People don't want your product. They want to win.
It’s tempting to believe people want your product. But that’s not quite true.
What they really want is to reach their goals.
Think about it: every human being has a set of needs:
- To eat when they’re hungry
- To get from point A to point B
- To land a job
- To find a place to live
- To win a tennis match
- To feel attractive
- To meet their soulmate
These goals are deeply human. They existed long before your product did-and they’ll exist long after.
Your product, on its own, is not the goal. It’s just a means to an end.
Like a sword in World of Warcraft, it’s valuable not because it’s shiny, but because it helps the player on his quest.

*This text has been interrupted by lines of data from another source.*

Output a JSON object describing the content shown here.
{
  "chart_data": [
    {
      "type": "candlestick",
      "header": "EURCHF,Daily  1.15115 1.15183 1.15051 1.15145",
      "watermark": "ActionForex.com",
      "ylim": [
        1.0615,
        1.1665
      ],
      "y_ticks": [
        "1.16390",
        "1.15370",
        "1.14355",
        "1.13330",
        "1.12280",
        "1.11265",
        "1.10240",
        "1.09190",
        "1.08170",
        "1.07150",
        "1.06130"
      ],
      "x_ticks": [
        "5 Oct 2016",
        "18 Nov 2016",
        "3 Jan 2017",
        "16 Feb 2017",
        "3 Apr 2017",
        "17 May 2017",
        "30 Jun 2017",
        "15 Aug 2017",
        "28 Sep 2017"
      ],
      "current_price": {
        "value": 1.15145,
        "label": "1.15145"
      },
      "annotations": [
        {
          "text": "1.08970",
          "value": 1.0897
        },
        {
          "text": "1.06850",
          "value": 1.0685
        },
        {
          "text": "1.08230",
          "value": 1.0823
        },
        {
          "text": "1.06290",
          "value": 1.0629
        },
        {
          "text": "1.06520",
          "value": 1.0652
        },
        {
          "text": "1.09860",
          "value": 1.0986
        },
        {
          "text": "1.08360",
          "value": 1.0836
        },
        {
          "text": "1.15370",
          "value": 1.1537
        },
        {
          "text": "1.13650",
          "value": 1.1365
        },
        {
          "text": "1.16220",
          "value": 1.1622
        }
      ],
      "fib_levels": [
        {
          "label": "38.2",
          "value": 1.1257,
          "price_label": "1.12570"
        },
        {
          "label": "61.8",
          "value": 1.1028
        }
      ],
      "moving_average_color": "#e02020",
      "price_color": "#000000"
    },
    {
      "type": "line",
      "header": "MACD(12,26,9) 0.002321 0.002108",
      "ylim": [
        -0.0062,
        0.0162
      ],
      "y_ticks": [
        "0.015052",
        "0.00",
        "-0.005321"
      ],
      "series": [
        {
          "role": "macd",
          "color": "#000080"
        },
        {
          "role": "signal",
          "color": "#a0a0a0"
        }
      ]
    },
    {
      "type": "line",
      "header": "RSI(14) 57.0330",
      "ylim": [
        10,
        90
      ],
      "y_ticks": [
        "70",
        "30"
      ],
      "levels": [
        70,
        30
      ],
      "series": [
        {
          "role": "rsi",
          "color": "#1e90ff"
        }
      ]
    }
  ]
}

Take AirBnB. On the surface, it’s a platform for short-term rentals. But the reason it resonates is deeper: it gives people the chance to travel and feel at home anywhere in the world. That’s the real quest.
So if you’re creating a product, your role isn’t to push features. It’s to understand what mission your customers are on, and position your product as the ally that helps them succeed.
That means:
- Discover what your customers are truly trying to accomplish.
- Learn how to have open conversations about those goals.
- Build enough trust that they believe your product will actually get them there.
Because here’s the truth that often gets overlooked: the product is never the hero of the story.
The hero is always the customer.
And the companies that thrive are the ones who never forget it.